MAZHAB AHLUL RA’YI TERSEBAR DI IRAQ
- Di Irak mereka bersungguh-sungguh dalam berfatwa dengan ilmu akal dan logika mereka, tokoh utama mereka adalah Ibrahim An Nakha’I.
- Karena sedikitnya kumpulan hadis di daerah mereka, mereka berpendapat bahw syariat itu masuk akal dan logis, intinya adalah segala kebaikan untuk manusia, hukum-hukumnya dibangun di atas asas-asas dan alasan-alasan yang jelas dan teratur. Mereka menggali asas dan alasan-alasan ini dan diterapkan untuk masalah-masalah baru yang mereka temui.
- Bahkan mereka akan menolak hadis dan atsar bila menyelisihi asas-asas ini (karena tidak yakin dengan perawi pembawa hadis ini).
- Sebab kenapa ulama Iraq berpegang kuat dengan akal dan logika mereka;
- Pengaruh dari guru-guru mereka, yaitu ibnu Mas’ud. Murid yang paling terkenal adalah Alqamah yang merupakan guru dari Ibrahim An Nakha’i, pioner dan penyebar metode Ahlul Ra’yi.

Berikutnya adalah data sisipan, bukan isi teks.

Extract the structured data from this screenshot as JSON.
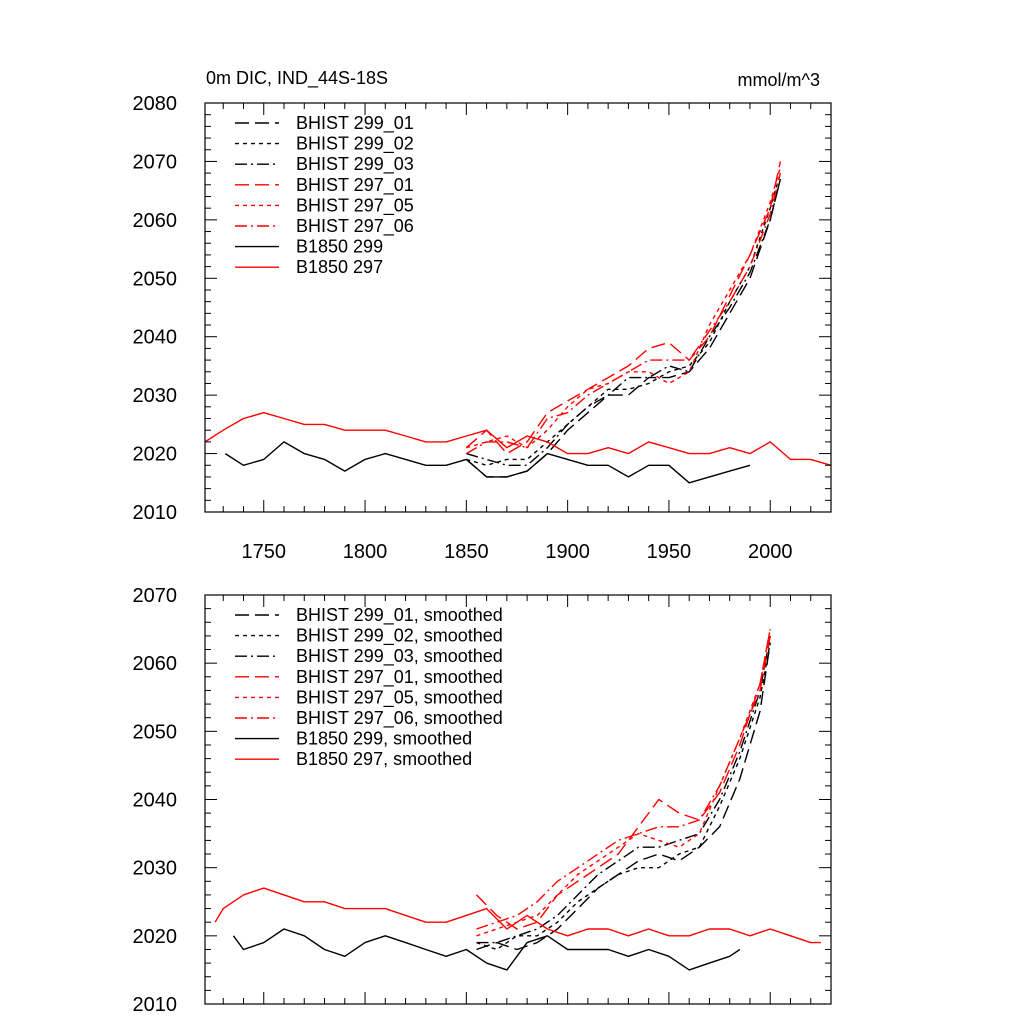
{
  "chart_data": [
    {
      "type": "line",
      "title": "0m DIC, IND_44S-18S",
      "units": "mmol/m^3",
      "xlim": [
        1721,
        2030
      ],
      "ylim": [
        2010,
        2080
      ],
      "xticks": [
        "1750",
        "1800",
        "1850",
        "1900",
        "1950",
        "2000"
      ],
      "yticks": [
        "2010",
        "2020",
        "2030",
        "2040",
        "2050",
        "2060",
        "2070",
        "2080"
      ],
      "legend_position": "top-left",
      "series": [
        {
          "name": "BHIST 299_01",
          "color": "#000000",
          "dash": "long-dash",
          "x": [
            1850,
            1860,
            1870,
            1880,
            1890,
            1900,
            1910,
            1920,
            1930,
            1940,
            1950,
            1960,
            1970,
            1980,
            1990,
            2000,
            2005
          ],
          "y": [
            2019,
            2016,
            2016,
            2017,
            2020,
            2024,
            2027,
            2030,
            2030,
            2033,
            2033,
            2034,
            2038,
            2044,
            2050,
            2060,
            2067
          ]
        },
        {
          "name": "BHIST 299_02",
          "color": "#000000",
          "dash": "short-dash",
          "x": [
            1850,
            1860,
            1870,
            1880,
            1890,
            1900,
            1910,
            1920,
            1930,
            1940,
            1950,
            1960,
            1970,
            1980,
            1990,
            2000,
            2005
          ],
          "y": [
            2019,
            2018,
            2019,
            2019,
            2022,
            2025,
            2028,
            2031,
            2031,
            2032,
            2034,
            2035,
            2039,
            2046,
            2052,
            2062,
            2068
          ]
        },
        {
          "name": "BHIST 299_03",
          "color": "#000000",
          "dash": "dash-dot",
          "x": [
            1850,
            1860,
            1870,
            1880,
            1890,
            1900,
            1910,
            1920,
            1930,
            1940,
            1950,
            1960,
            1970,
            1980,
            1990,
            2000,
            2005
          ],
          "y": [
            2020,
            2019,
            2018,
            2018,
            2021,
            2025,
            2028,
            2030,
            2033,
            2033,
            2035,
            2034,
            2040,
            2045,
            2051,
            2060,
            2067
          ]
        },
        {
          "name": "BHIST 297_01",
          "color": "#ff0000",
          "dash": "long-dash",
          "x": [
            1850,
            1860,
            1870,
            1880,
            1890,
            1900,
            1910,
            1920,
            1930,
            1940,
            1950,
            1960,
            1970,
            1980,
            1990,
            2000,
            2005
          ],
          "y": [
            2021,
            2024,
            2020,
            2022,
            2027,
            2029,
            2031,
            2033,
            2035,
            2038,
            2039,
            2036,
            2040,
            2047,
            2054,
            2062,
            2070
          ]
        },
        {
          "name": "BHIST 297_05",
          "color": "#ff0000",
          "dash": "short-dash",
          "x": [
            1850,
            1860,
            1870,
            1880,
            1890,
            1900,
            1910,
            1920,
            1930,
            1940,
            1950,
            1960,
            1970,
            1980,
            1990,
            2000,
            2005
          ],
          "y": [
            2021,
            2022,
            2023,
            2021,
            2024,
            2028,
            2031,
            2032,
            2034,
            2034,
            2032,
            2034,
            2042,
            2048,
            2054,
            2063,
            2069
          ]
        },
        {
          "name": "BHIST 297_06",
          "color": "#ff0000",
          "dash": "dash-dot",
          "x": [
            1850,
            1860,
            1870,
            1880,
            1890,
            1900,
            1910,
            1920,
            1930,
            1940,
            1950,
            1960,
            1970,
            1980,
            1990,
            2000,
            2005
          ],
          "y": [
            2020,
            2022,
            2022,
            2021,
            2026,
            2027,
            2030,
            2032,
            2034,
            2036,
            2036,
            2036,
            2041,
            2046,
            2052,
            2061,
            2068
          ]
        },
        {
          "name": "B1850 299",
          "color": "#000000",
          "dash": "solid",
          "x": [
            1731,
            1740,
            1750,
            1760,
            1770,
            1780,
            1790,
            1800,
            1810,
            1820,
            1830,
            1840,
            1850,
            1860,
            1870,
            1880,
            1890,
            1900,
            1910,
            1920,
            1930,
            1940,
            1950,
            1960,
            1970,
            1980,
            1990
          ],
          "y": [
            2020,
            2018,
            2019,
            2022,
            2020,
            2019,
            2017,
            2019,
            2020,
            2019,
            2018,
            2018,
            2019,
            2016,
            2016,
            2017,
            2020,
            2019,
            2018,
            2018,
            2016,
            2018,
            2018,
            2015,
            2016,
            2017,
            2018
          ]
        },
        {
          "name": "B1850 297",
          "color": "#ff0000",
          "dash": "solid",
          "x": [
            1721,
            1730,
            1740,
            1750,
            1760,
            1770,
            1780,
            1790,
            1800,
            1810,
            1820,
            1830,
            1840,
            1850,
            1860,
            1870,
            1880,
            1890,
            1900,
            1910,
            1920,
            1930,
            1940,
            1950,
            1960,
            1970,
            1980,
            1990,
            2000,
            2010,
            2020,
            2030
          ],
          "y": [
            2022,
            2024,
            2026,
            2027,
            2026,
            2025,
            2025,
            2024,
            2024,
            2024,
            2023,
            2022,
            2022,
            2023,
            2024,
            2021,
            2023,
            2022,
            2020,
            2020,
            2021,
            2020,
            2022,
            2021,
            2020,
            2020,
            2021,
            2020,
            2022,
            2019,
            2019,
            2018
          ]
        }
      ]
    },
    {
      "type": "line",
      "title": "",
      "xlim": [
        1721,
        2030
      ],
      "ylim": [
        2010,
        2070
      ],
      "yticks": [
        "2010",
        "2020",
        "2030",
        "2040",
        "2050",
        "2060",
        "2070"
      ],
      "legend_position": "top-left",
      "series": [
        {
          "name": "BHIST 299_01, smoothed",
          "color": "#000000",
          "dash": "long-dash",
          "x": [
            1855,
            1865,
            1875,
            1885,
            1895,
            1905,
            1915,
            1925,
            1935,
            1945,
            1955,
            1965,
            1975,
            1985,
            1995,
            2000
          ],
          "y": [
            2018,
            2019,
            2018,
            2019,
            2021,
            2024,
            2027,
            2029,
            2031,
            2032,
            2031,
            2033,
            2036,
            2043,
            2053,
            2063
          ]
        },
        {
          "name": "BHIST 299_02, smoothed",
          "color": "#000000",
          "dash": "short-dash",
          "x": [
            1855,
            1865,
            1875,
            1885,
            1895,
            1905,
            1915,
            1925,
            1935,
            1945,
            1955,
            1965,
            1975,
            1985,
            1995,
            2000
          ],
          "y": [
            2019,
            2018,
            2020,
            2020,
            2022,
            2025,
            2027,
            2029,
            2030,
            2030,
            2032,
            2033,
            2039,
            2046,
            2055,
            2063
          ]
        },
        {
          "name": "BHIST 299_03, smoothed",
          "color": "#000000",
          "dash": "dash-dot",
          "x": [
            1855,
            1865,
            1875,
            1885,
            1895,
            1905,
            1915,
            1925,
            1935,
            1945,
            1955,
            1965,
            1975,
            1985,
            1995,
            2000
          ],
          "y": [
            2019,
            2019,
            2020,
            2021,
            2023,
            2026,
            2029,
            2031,
            2033,
            2033,
            2034,
            2035,
            2040,
            2047,
            2056,
            2064
          ]
        },
        {
          "name": "BHIST 297_01, smoothed",
          "color": "#ff0000",
          "dash": "long-dash",
          "x": [
            1855,
            1865,
            1875,
            1885,
            1895,
            1905,
            1915,
            1925,
            1935,
            1945,
            1955,
            1965,
            1975,
            1985,
            1995,
            2000
          ],
          "y": [
            2026,
            2023,
            2021,
            2022,
            2026,
            2028,
            2030,
            2032,
            2036,
            2040,
            2038,
            2037,
            2041,
            2048,
            2057,
            2065
          ]
        },
        {
          "name": "BHIST 297_05, smoothed",
          "color": "#ff0000",
          "dash": "short-dash",
          "x": [
            1855,
            1865,
            1875,
            1885,
            1895,
            1905,
            1915,
            1925,
            1935,
            1945,
            1955,
            1965,
            1975,
            1985,
            1995,
            2000
          ],
          "y": [
            2020,
            2021,
            2022,
            2023,
            2026,
            2029,
            2031,
            2033,
            2035,
            2034,
            2033,
            2035,
            2042,
            2049,
            2057,
            2065
          ]
        },
        {
          "name": "BHIST 297_06, smoothed",
          "color": "#ff0000",
          "dash": "dash-dot",
          "x": [
            1855,
            1865,
            1875,
            1885,
            1895,
            1905,
            1915,
            1925,
            1935,
            1945,
            1955,
            1965,
            1975,
            1985,
            1995,
            2000
          ],
          "y": [
            2021,
            2022,
            2023,
            2025,
            2028,
            2030,
            2032,
            2034,
            2035,
            2036,
            2036,
            2037,
            2042,
            2049,
            2056,
            2064
          ]
        },
        {
          "name": "B1850 299, smoothed",
          "color": "#000000",
          "dash": "solid",
          "x": [
            1735,
            1740,
            1750,
            1760,
            1770,
            1780,
            1790,
            1800,
            1810,
            1820,
            1830,
            1840,
            1850,
            1860,
            1870,
            1880,
            1890,
            1900,
            1910,
            1920,
            1930,
            1940,
            1950,
            1960,
            1970,
            1980,
            1985
          ],
          "y": [
            2020,
            2018,
            2019,
            2021,
            2020,
            2018,
            2017,
            2019,
            2020,
            2019,
            2018,
            2017,
            2018,
            2016,
            2015,
            2019,
            2020,
            2018,
            2018,
            2018,
            2017,
            2018,
            2017,
            2015,
            2016,
            2017,
            2018
          ]
        },
        {
          "name": "B1850 297, smoothed",
          "color": "#ff0000",
          "dash": "solid",
          "x": [
            1726,
            1730,
            1740,
            1750,
            1760,
            1770,
            1780,
            1790,
            1800,
            1810,
            1820,
            1830,
            1840,
            1850,
            1860,
            1870,
            1880,
            1890,
            1900,
            1910,
            1920,
            1930,
            1940,
            1950,
            1960,
            1970,
            1980,
            1990,
            2000,
            2010,
            2020,
            2025
          ],
          "y": [
            2022,
            2024,
            2026,
            2027,
            2026,
            2025,
            2025,
            2024,
            2024,
            2024,
            2023,
            2022,
            2022,
            2023,
            2024,
            2021,
            2023,
            2021,
            2020,
            2021,
            2021,
            2020,
            2021,
            2020,
            2020,
            2021,
            2021,
            2020,
            2021,
            2020,
            2019,
            2019
          ]
        }
      ]
    }
  ]
}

- Iraq juga memiliki banyak shahabat yang tinggal disana, terutama ketika Khilafah di masa Ali ada di Kufah, banyak shahabat yang hijrah ke Kufah. Merekalah yang membawa hadis dan ilmu ke Iraq sehingga ulama Alhul Ra’yi mencukupkan diri dengan hadis-hadis yang jelas shahih dari mereka.
- Iraq adalah wilayah konflik Syiah dan Khawarij yang sangat rentan terhadap hadis-hadis palsu buatan kelompok sesat ini. Sehingga ulama Alhul Ra’yi memberi syarat yang sangat ketat untuk menerima suatu riwayat dari seseorang.
- Iraq bukanlah wilayah badui, namun daerah kota yang banyak masalah baru yang belum ditemukan di wilayah badui seperti Hijaz. Banyaknya masalah dan sedikitnya riwayat membuat mereka banyak memanfaatkan logika mereka.
- Ciri khusus Alhul Ra’yi :
- Mengembangkan masalah sampai masalah yang belum terjadi,
- Sedikitnya jumlah hadis mereka karena mempersyaratkan syarat yang sangat ketat untuk menerima hadis.
- Pada masa ini ilmu fikih dan hadis-hadis belum di bukukan.
Sumber:
Diringkas dari Tarikh Fiqhil Islamiy karya Syeikh Muhammad Ali Sayis,
dengan tambahan penjelasan dari Ustaz kami Misbahuzzulam, Lc., M.H.I.
Ditulis Abu Osamah
(Bayu bin Slamet Ad Daisamiy),
semoga Allah mengampuni dosanya dan dosa kedua orang tuanya.